Hope this helped you.

[Borek]

Thus we get cyclobutene (do you also apply stereoisomerism, then you get a cis and a trans isomer.)

trans-cyclobutene?

[ssssss]

I dont need help on this,i already know the answer.I found this question interesting thats why i have put it here.


The last part of the question is not simple as it seems.In reality it is a virtually impossible question.

 The last one C15H32 has over 4000 isomers and some are even not synthesized yet.So thats not practical you can draw all the isomers of it.

[AWK]

a) C4H6 as acyclic:

has the formula C(n)H(2n-2) suggesting an alkyn. Thus it can contain a triple bond. There are 2 isomers with a triple bond: 1-butyn and 2-butyn

You can also have 2 double bonds. Isomers are 1,2 butadiene and 1,3 butadiene.

As a aliphatic and cyclic compound, we must have a double bond in the ring, since alicyclic compunds obey C(n)H(2n).
Thus we get cyclobutene (do you also apply stereoisomerism, then you get a cis and a trans isomer.)

Sdekivit lost two isomers of methylcyclopropene

trans-cyclobutene?

Borek idea is rather impossible from sterical point of view

[sdekivit]

yes, and with the last one, i only discussed the single methyl-ethyl and so on. But we can also make more methygroups and ethylgroups ofcourse.

[Borek]

Borek idea is rather impossible from sterical point of view

It wasn't my idea, hence the question mark

[sparkgap]

For question a, you guys forgot bicyclobutane.

"...b) we have a phenyl with a methoxygroup that can be placed at the ortho, meta and para position..."

Ortho (or for that matter, meta and para)  to what? There's only one anisole, but three cresols...

Let's see.. "only those that are aromatic"... so ethoxycyclopentadienylide ion counts? (as to the question of existence, that's another can of worms...)

Tsk, I forgot the analytic formula for the number of possible isomers of an alkane with n C atoms... anyone remember offhand?

sparky (^_^)

P.S. Hi all!!

[lemonoman]

I don't remember offhand no.  But aparently it's complicated...it would have to be to generate the following sequence, starting with n=1:

1,1,1,1,2,3,5,9,18,35,75,159,355,802,1858,4347,10359,24894, 60523,148284,366319,910726,2278658,5731580,14490245, 36797588,93839412,240215803,617105614,1590507121,4111846763, 10660307791,27711253769

Maybe someone with a huge math background could get us the formula from those numbers?  

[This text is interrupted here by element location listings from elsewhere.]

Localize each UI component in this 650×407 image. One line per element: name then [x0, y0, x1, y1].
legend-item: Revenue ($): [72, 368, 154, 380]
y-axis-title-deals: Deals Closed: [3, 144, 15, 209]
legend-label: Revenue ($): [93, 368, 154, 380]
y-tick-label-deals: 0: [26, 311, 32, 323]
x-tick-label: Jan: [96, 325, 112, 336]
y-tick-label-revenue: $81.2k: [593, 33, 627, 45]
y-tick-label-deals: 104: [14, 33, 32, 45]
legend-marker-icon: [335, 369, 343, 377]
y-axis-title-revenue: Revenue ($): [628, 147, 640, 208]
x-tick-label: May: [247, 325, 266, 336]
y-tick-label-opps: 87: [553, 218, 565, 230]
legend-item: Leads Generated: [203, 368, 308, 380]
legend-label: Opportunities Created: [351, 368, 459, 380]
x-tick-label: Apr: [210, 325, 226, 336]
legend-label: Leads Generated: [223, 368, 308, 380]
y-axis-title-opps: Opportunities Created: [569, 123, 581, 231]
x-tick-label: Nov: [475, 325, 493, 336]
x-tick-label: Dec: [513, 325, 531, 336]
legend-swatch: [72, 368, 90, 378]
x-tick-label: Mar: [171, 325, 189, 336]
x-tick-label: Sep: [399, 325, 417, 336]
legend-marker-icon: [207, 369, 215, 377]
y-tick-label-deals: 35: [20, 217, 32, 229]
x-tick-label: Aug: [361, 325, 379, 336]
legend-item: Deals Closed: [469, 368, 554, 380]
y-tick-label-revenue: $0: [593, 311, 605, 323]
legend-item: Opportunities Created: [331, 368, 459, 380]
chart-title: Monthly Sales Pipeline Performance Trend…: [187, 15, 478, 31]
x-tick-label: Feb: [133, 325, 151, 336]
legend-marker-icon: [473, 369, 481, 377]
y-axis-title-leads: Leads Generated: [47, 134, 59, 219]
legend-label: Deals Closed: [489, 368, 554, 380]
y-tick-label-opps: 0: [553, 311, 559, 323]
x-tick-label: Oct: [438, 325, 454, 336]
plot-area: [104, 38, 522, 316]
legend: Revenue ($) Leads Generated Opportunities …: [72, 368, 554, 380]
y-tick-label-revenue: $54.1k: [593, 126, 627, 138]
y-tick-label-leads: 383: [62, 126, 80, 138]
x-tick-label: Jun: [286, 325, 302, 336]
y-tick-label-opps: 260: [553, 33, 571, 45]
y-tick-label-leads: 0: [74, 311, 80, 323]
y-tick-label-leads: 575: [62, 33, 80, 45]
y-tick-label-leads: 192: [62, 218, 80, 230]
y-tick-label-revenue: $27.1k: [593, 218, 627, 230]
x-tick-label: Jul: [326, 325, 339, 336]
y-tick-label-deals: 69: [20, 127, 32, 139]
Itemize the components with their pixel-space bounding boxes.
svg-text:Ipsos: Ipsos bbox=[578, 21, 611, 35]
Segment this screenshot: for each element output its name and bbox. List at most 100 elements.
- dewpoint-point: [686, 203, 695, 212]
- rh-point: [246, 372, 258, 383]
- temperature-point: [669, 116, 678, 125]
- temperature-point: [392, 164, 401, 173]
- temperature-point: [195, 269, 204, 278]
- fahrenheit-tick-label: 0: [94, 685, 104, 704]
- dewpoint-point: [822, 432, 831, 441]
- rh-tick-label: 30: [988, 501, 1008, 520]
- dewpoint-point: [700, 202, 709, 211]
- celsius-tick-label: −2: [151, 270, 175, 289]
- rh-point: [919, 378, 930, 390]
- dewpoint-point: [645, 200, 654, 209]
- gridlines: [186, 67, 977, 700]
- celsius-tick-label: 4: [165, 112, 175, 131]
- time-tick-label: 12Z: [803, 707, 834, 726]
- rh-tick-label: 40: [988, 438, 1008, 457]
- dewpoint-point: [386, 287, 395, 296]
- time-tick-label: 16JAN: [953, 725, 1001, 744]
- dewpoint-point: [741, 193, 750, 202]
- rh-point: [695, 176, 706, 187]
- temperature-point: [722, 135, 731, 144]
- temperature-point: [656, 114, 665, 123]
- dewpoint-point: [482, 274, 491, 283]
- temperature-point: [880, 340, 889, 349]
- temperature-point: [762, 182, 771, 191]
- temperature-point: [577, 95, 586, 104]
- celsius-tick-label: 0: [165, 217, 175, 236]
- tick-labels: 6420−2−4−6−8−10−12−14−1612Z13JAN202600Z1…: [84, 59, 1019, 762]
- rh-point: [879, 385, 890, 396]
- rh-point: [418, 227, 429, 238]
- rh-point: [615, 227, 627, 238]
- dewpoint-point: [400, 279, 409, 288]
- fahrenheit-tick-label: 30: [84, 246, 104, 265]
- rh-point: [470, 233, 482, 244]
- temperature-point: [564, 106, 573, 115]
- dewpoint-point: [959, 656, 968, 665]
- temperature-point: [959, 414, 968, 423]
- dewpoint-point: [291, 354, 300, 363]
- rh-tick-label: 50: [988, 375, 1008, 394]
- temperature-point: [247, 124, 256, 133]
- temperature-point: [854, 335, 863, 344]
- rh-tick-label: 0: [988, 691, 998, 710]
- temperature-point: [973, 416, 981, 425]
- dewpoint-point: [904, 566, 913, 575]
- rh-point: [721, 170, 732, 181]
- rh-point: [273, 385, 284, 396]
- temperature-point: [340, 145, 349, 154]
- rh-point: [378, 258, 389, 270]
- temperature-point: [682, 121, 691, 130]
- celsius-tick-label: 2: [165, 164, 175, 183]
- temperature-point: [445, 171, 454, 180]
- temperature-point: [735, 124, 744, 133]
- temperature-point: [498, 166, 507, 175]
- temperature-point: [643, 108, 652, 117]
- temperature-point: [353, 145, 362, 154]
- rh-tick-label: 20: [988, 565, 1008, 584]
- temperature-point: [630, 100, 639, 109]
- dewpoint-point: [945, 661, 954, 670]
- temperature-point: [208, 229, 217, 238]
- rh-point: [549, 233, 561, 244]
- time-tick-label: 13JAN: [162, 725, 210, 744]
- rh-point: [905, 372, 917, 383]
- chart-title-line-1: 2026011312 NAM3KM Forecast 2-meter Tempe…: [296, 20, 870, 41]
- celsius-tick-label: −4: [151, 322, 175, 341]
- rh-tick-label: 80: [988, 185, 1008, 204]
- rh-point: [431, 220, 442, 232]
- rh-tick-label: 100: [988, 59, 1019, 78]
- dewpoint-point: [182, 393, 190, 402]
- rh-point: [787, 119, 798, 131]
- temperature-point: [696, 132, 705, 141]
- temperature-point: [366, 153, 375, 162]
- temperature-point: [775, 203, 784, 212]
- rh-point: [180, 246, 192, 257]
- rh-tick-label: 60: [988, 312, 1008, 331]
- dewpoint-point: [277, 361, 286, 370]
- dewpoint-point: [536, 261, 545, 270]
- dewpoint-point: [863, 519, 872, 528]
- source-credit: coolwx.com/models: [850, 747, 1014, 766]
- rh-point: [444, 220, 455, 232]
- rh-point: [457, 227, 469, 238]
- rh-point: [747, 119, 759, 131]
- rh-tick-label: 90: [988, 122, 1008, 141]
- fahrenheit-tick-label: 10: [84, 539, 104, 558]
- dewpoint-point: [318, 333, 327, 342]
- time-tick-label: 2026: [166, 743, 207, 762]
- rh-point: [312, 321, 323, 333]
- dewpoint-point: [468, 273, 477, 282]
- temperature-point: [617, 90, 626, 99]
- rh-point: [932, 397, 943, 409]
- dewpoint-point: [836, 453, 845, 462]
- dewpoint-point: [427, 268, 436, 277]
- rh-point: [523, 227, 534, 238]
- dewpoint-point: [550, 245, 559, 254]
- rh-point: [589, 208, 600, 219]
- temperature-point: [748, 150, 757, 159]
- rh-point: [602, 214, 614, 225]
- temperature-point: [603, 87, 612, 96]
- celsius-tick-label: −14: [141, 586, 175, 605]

ALSO for reference this is sequence A000602 in Online Encyclopedia of Integer Sequences.

P.S. All that info plus more can be found in WikiPedia

[AWK]

Maybe someone with a huge math background could get us the formula from those numbers?

There is no an easy general formula for such calculations
see: http://www.scctm.org/Awards/Ballard_Paper.pdf